It’s not very often that Democrats can accuse Republicans of launching a war on coal. In Kentucky, Mitch McConnell’s opponents are savoring the chance.

A report from Chris Moody at Yahoo News earlier in August found that the Senate Minority Leader’s wife, Elaine Chao, sits on the board of Bloomberg Philanthropies—a non-profit that donated $50 million toward the Sierra Club’s efforts to shut down at least 16 coal plants in Kentucky. Kentucky Democratic state representatives have since seized on the report. They are urging Chao to resign from the board (something Chao and McConnell’s camp have said she will not do) and, naturally, making as big a fuss as possible about it. "If you're going to be a champion of coal then you can't play both sides," Steve Beshear, the state’s Democratic governor, told reporters on Thursday.

McConnell isn’t the only Kentucky Republican fielding such attacks. Rand Paul has said that Alison Lundergan Grimes, the Democrat running against McConnell, “she sells her soul” to “the same ones who hate Kentucky coal. (Yes, that rhymes—he was doing it in poem form.) A Democratic party spokesperson responded that Paul is a hypocrite, because of a 2008 remark in which Paul said coal is a “very dirty” energy source.

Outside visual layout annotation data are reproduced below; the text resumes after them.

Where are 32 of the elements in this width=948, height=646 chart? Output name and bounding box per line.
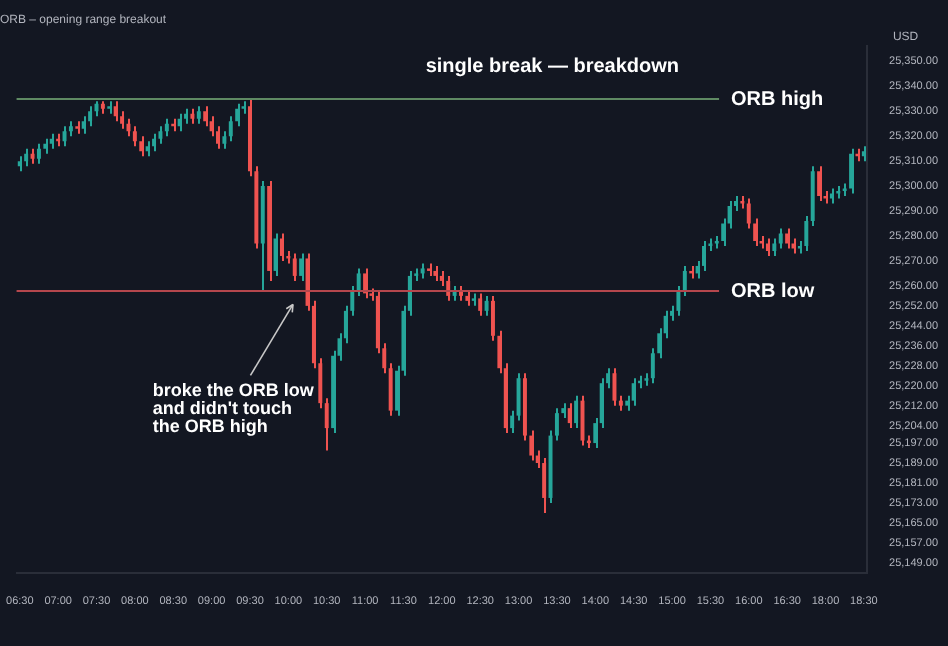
candlestick — [631, 377, 636, 407]
annotation: broke the ORB low and didn't touch the ORB high — [152, 380, 316, 437]
candlestick — [542, 457, 547, 514]
candlestick — [778, 227, 783, 250]
candlestick — [107, 100, 112, 115]
ref-line-label: ORB high — [731, 88, 824, 111]
candlestick — [427, 262, 432, 277]
candlestick — [88, 105, 93, 128]
annotation: single break — breakdown — [425, 55, 680, 78]
candlestick — [567, 402, 572, 430]
candlestick — [612, 367, 617, 407]
candlestick — [228, 115, 233, 143]
ref-line-label: ORB low — [731, 280, 815, 303]
candlestick — [484, 294, 489, 317]
candlestick — [299, 252, 304, 282]
candlestick — [203, 105, 208, 128]
candlestick — [279, 232, 284, 262]
candlestick — [113, 100, 118, 123]
candlestick — [132, 125, 137, 148]
candlestick — [75, 120, 80, 135]
candlestick — [702, 239, 706, 272]
candlestick — [36, 142, 41, 165]
candlestick — [273, 232, 278, 277]
candlestick — [478, 292, 483, 317]
candlestick — [849, 147, 854, 195]
candlestick — [574, 394, 579, 430]
candlestick — [267, 180, 272, 282]
candlestick — [363, 267, 368, 300]
candlestick — [817, 165, 822, 203]
candlestick — [785, 227, 790, 250]
candlestick — [62, 125, 67, 148]
candlestick — [292, 252, 297, 282]
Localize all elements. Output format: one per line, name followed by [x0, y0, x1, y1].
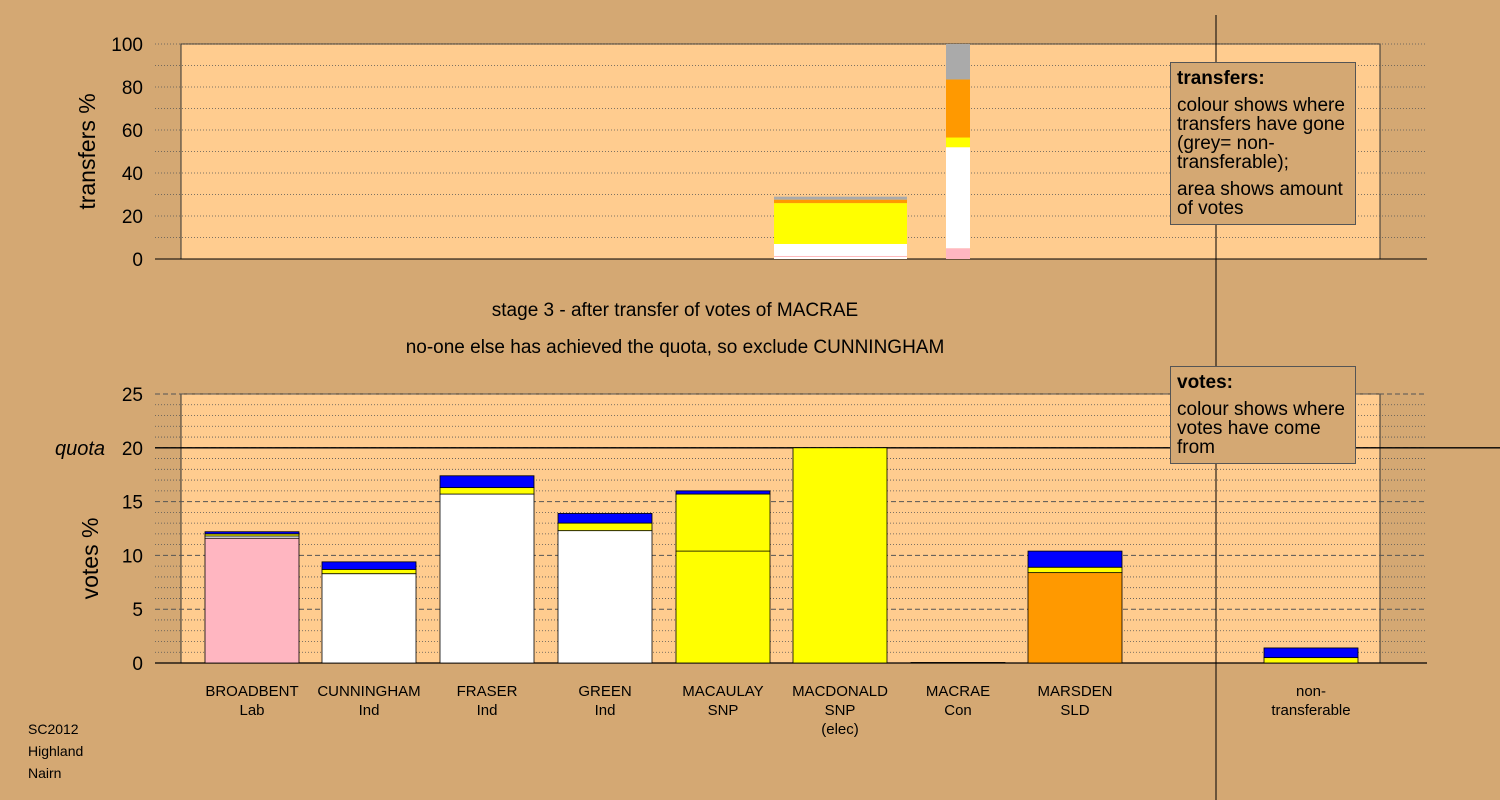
candidate-party: transferable	[1271, 702, 1351, 719]
stage-heading: stage 3 - after transfer of votes of MAC…	[491, 300, 859, 321]
vote-bar-segment	[675, 550, 771, 664]
transfer-bar-segment	[946, 79, 970, 138]
vote-bar-segment	[321, 573, 417, 664]
transfer-bar-segment	[946, 248, 970, 259]
transfer-bar-segment	[774, 243, 907, 256]
votes-y-tick: 25	[122, 385, 143, 406]
candidate-party: SNP	[824, 702, 856, 719]
votes-legend-title: votes:	[1177, 372, 1233, 393]
vote-bar-segment	[557, 522, 653, 532]
vote-bar-segment	[204, 531, 300, 535]
candidate-name: MACRAE	[925, 683, 991, 700]
candidate-label: BROADBENT Lab	[187, 682, 317, 720]
candidate-label: MACDONALD SNP (elec)	[775, 682, 905, 739]
vote-bar-segment	[675, 490, 771, 495]
vote-bar-segment	[204, 537, 300, 664]
votes-y-tick: 5	[132, 600, 143, 621]
footer: SC2012 Highland Nairn	[28, 718, 83, 784]
candidate-party: Ind	[358, 702, 380, 719]
votes-y-tick: 15	[122, 493, 143, 514]
transfer-bar-segment	[774, 256, 907, 259]
votes-y-tick: 0	[132, 654, 143, 675]
vote-bar-segment	[321, 561, 417, 570]
candidate-name: non-	[1295, 683, 1327, 700]
transfer-bar-segment	[946, 137, 970, 148]
action-heading: no-one else has achieved the quota, so e…	[405, 337, 945, 358]
transfers-y-tick: 80	[122, 78, 143, 99]
vote-bar-segment	[557, 530, 653, 664]
vote-bar-segment	[1263, 647, 1359, 659]
footer-year: SC2012	[28, 721, 79, 737]
transfer-bar-segment	[774, 255, 907, 257]
votes-legend: votes: colour shows where votes have com…	[1170, 366, 1356, 464]
transfers-y-axis-label: transfers %	[74, 93, 100, 209]
candidate-label: MARSDEN SLD	[1010, 682, 1140, 720]
transfers-legend: transfers: colour shows where transfers …	[1170, 62, 1356, 225]
transfers-legend-title: transfers:	[1177, 68, 1265, 89]
vote-bar-segment	[439, 475, 535, 489]
transfers-legend-line2: area shows amount of votes	[1177, 179, 1343, 219]
candidate-note: (elec)	[821, 721, 859, 738]
candidate-party: Lab	[239, 702, 265, 719]
quota-label: quota	[55, 438, 105, 460]
candidate-party: SNP	[707, 702, 739, 719]
candidate-name: MARSDEN	[1037, 683, 1113, 700]
vote-bar-segment	[321, 568, 417, 575]
candidate-label: CUNNINGHAM Ind	[304, 682, 434, 720]
footer-region: Highland	[28, 743, 84, 759]
vote-bar-segment	[792, 447, 888, 664]
vote-bar-segment	[439, 493, 535, 664]
vote-bar-segment	[439, 487, 535, 495]
transfer-bar-segment	[946, 44, 970, 80]
candidate-label: MACRAE Con	[893, 682, 1023, 720]
candidate-party: Ind	[594, 702, 616, 719]
candidate-name: CUNNINGHAM	[317, 683, 421, 700]
transfer-bar-segment	[774, 203, 907, 244]
transfer-bar-segment	[946, 147, 970, 249]
footer-constituency: Nairn	[28, 765, 62, 781]
transfers-y-tick: 60	[122, 121, 143, 142]
vote-bar-segment	[1027, 572, 1123, 664]
transfer-bar-segment	[774, 196, 907, 200]
transfers-y-tick: 100	[111, 35, 143, 56]
candidate-party: SLD	[1060, 702, 1090, 719]
candidate-name: GREEN	[578, 683, 632, 700]
candidate-name: FRASER	[456, 683, 518, 700]
vote-bar-segment	[557, 513, 653, 524]
votes-y-tick: 10	[122, 546, 143, 567]
candidate-party: Ind	[476, 702, 498, 719]
transfers-y-tick: 40	[122, 164, 143, 185]
votes-y-axis-label: votes %	[77, 518, 103, 600]
transfer-bar-segment	[774, 199, 907, 204]
candidate-name: MACAULAY	[682, 683, 764, 700]
vote-bar-segment	[1263, 657, 1359, 664]
vote-bar-segment	[1027, 566, 1123, 574]
candidate-label: FRASER Ind	[422, 682, 552, 720]
candidate-party: Con	[944, 702, 972, 719]
candidate-name: MACDONALD	[792, 683, 888, 700]
transfers-y-tick: 20	[122, 207, 143, 228]
vote-bar-segment	[910, 662, 1006, 664]
candidate-name: BROADBENT	[205, 683, 299, 700]
transfers-y-tick: 0	[132, 250, 143, 271]
votes-y-tick: 20	[122, 439, 143, 460]
transfers-legend-line1: colour shows where transfers have gone (…	[1177, 95, 1345, 173]
candidate-label: non-transferable	[1246, 682, 1376, 720]
vote-bar-segment	[1027, 550, 1123, 568]
candidate-label: MACAULAY SNP	[658, 682, 788, 720]
votes-legend-line1: colour shows where votes have come from	[1177, 399, 1345, 458]
candidate-label: GREEN Ind	[540, 682, 670, 720]
vote-bar-segment	[675, 493, 771, 552]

Hypocrisy is always fair game in politics. But it’s hard—and a little silly—to suggest that Kentucky’s Republicans have been insufficiently loyal to coal. In 2013, the League of Conservation Voters gave Paul a rating of 15, out of a scale of 100. They gave McConnell a straight zero. It’s easy to see why. He voted in defense of oil tax breaks, for the Keystone XL pipeline, against EPA rules targeting coal pollution, and against the confirmation of the EPA chief Gina McCarthy. McConnell has also said, “For everybody who thinks [the planet] is warming, I can find somebody who thinks it isn't.” And that’s just the start of a very long list.